It is has been observed that plasma may not remain anticoagulated over time (i.e., it may clot to produce serum) unless proper techniques are utilized. Techniques for preventing plasma instability are known to those skilled in the art.
In one embodiment of the present invention, the composition is a plasma or serum fraction.
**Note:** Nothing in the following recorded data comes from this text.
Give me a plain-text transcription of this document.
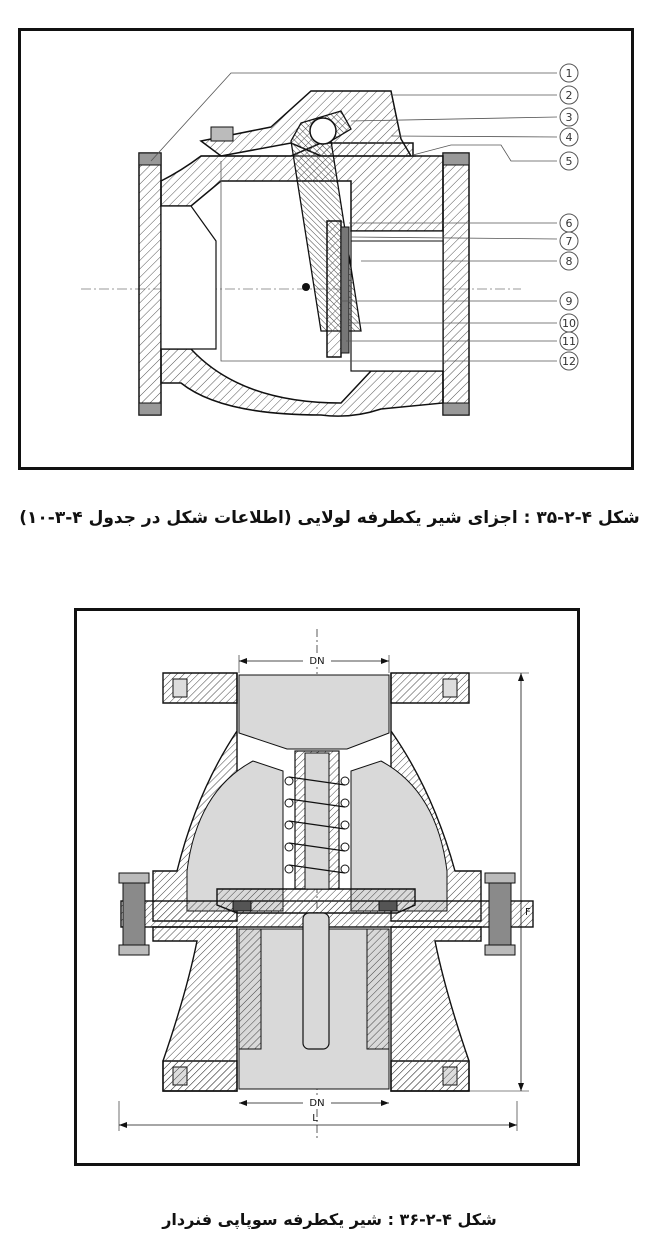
1
2
3
4
5
6
7
8
9
10
11
12
شکل ۴-۲-۳۵ : اجزای شیر یکطرفه لولایی (اطلاعات شکل در جدول ۴-۳-۱۰)
DN
DN
F
L
شکل ۴-۲-۳۶ : شیر یکطرفه سوپاپی فنردار
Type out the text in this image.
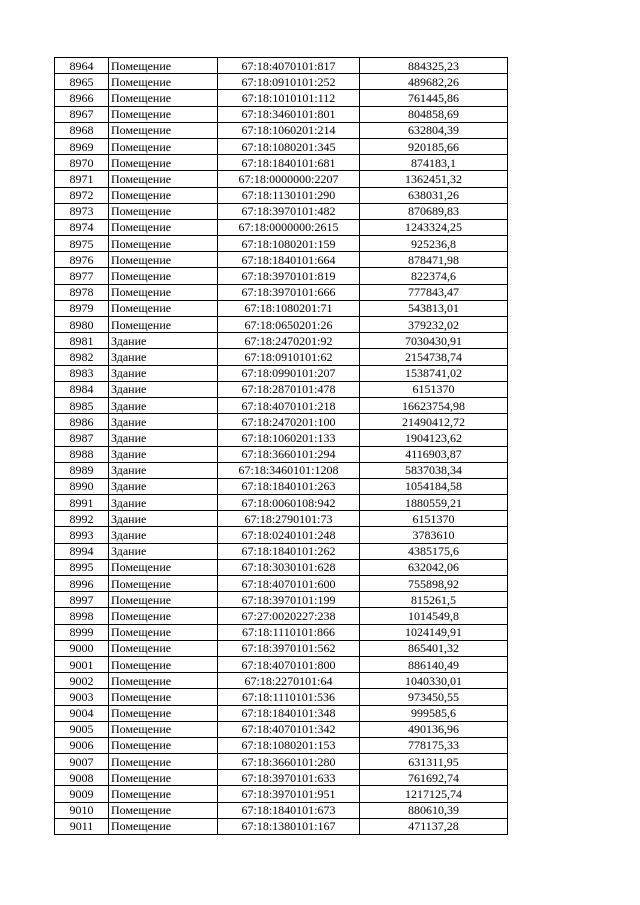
8964	Помещение	67:18:4070101:817	884325,23
8965	Помещение	67:18:0910101:252	489682,26
8966	Помещение	67:18:1010101:112	761445,86
8967	Помещение	67:18:3460101:801	804858,69
8968	Помещение	67:18:1060201:214	632804,39
8969	Помещение	67:18:1080201:345	920185,66
8970	Помещение	67:18:1840101:681	874183,1
8971	Помещение	67:18:0000000:2207	1362451,32
8972	Помещение	67:18:1130101:290	638031,26
8973	Помещение	67:18:3970101:482	870689,83
8974	Помещение	67:18:0000000:2615	1243324,25
8975	Помещение	67:18:1080201:159	925236,8
8976	Помещение	67:18:1840101:664	878471,98
8977	Помещение	67:18:3970101:819	822374,6
8978	Помещение	67:18:3970101:666	777843,47
8979	Помещение	67:18:1080201:71	543813,01
8980	Помещение	67:18:0650201:26	379232,02
8981	Здание	67:18:2470201:92	7030430,91
8982	Здание	67:18:0910101:62	2154738,74
8983	Здание	67:18:0990101:207	1538741,02
8984	Здание	67:18:2870101:478	6151370
8985	Здание	67:18:4070101:218	16623754,98
8986	Здание	67:18:2470201:100	21490412,72
8987	Здание	67:18:1060201:133	1904123,62
8988	Здание	67:18:3660101:294	4116903,87
8989	Здание	67:18:3460101:1208	5837038,34
8990	Здание	67:18:1840101:263	1054184,58
8991	Здание	67:18:0060108:942	1880559,21
8992	Здание	67:18:2790101:73	6151370
8993	Здание	67:18:0240101:248	3783610
8994	Здание	67:18:1840101:262	4385175,6
8995	Помещение	67:18:3030101:628	632042,06
8996	Помещение	67:18:4070101:600	755898,92
8997	Помещение	67:18:3970101:199	815261,5
8998	Помещение	67:27:0020227:238	1014549,8
8999	Помещение	67:18:1110101:866	1024149,91
9000	Помещение	67:18:3970101:562	865401,32
9001	Помещение	67:18:4070101:800	886140,49
9002	Помещение	67:18:2270101:64	1040330,01
9003	Помещение	67:18:1110101:536	973450,55
9004	Помещение	67:18:1840101:348	999585,6
9005	Помещение	67:18:4070101:342	490136,96
9006	Помещение	67:18:1080201:153	778175,33
9007	Помещение	67:18:3660101:280	631311,95
9008	Помещение	67:18:3970101:633	761692,74
9009	Помещение	67:18:3970101:951	1217125,74
9010	Помещение	67:18:1840101:673	880610,39
9011	Помещение	67:18:1380101:167	471137,28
When serum is desired, as opposed to plasma, the blood should be collected in a way that permits coagulation. Blood will naturally coagulate in a collection tube as coagulation factors become activated upon contact with a negative surface (“contact activation”). The time required to clot plasma may vary, and may range from less than a minute to more than an hour. Alternatively, the clotting process can be accelerated by the addition of a clotting activator to the tube or other container used to collect blood. Non-limiting examples of suitable clotting activators include calcium or silica particles.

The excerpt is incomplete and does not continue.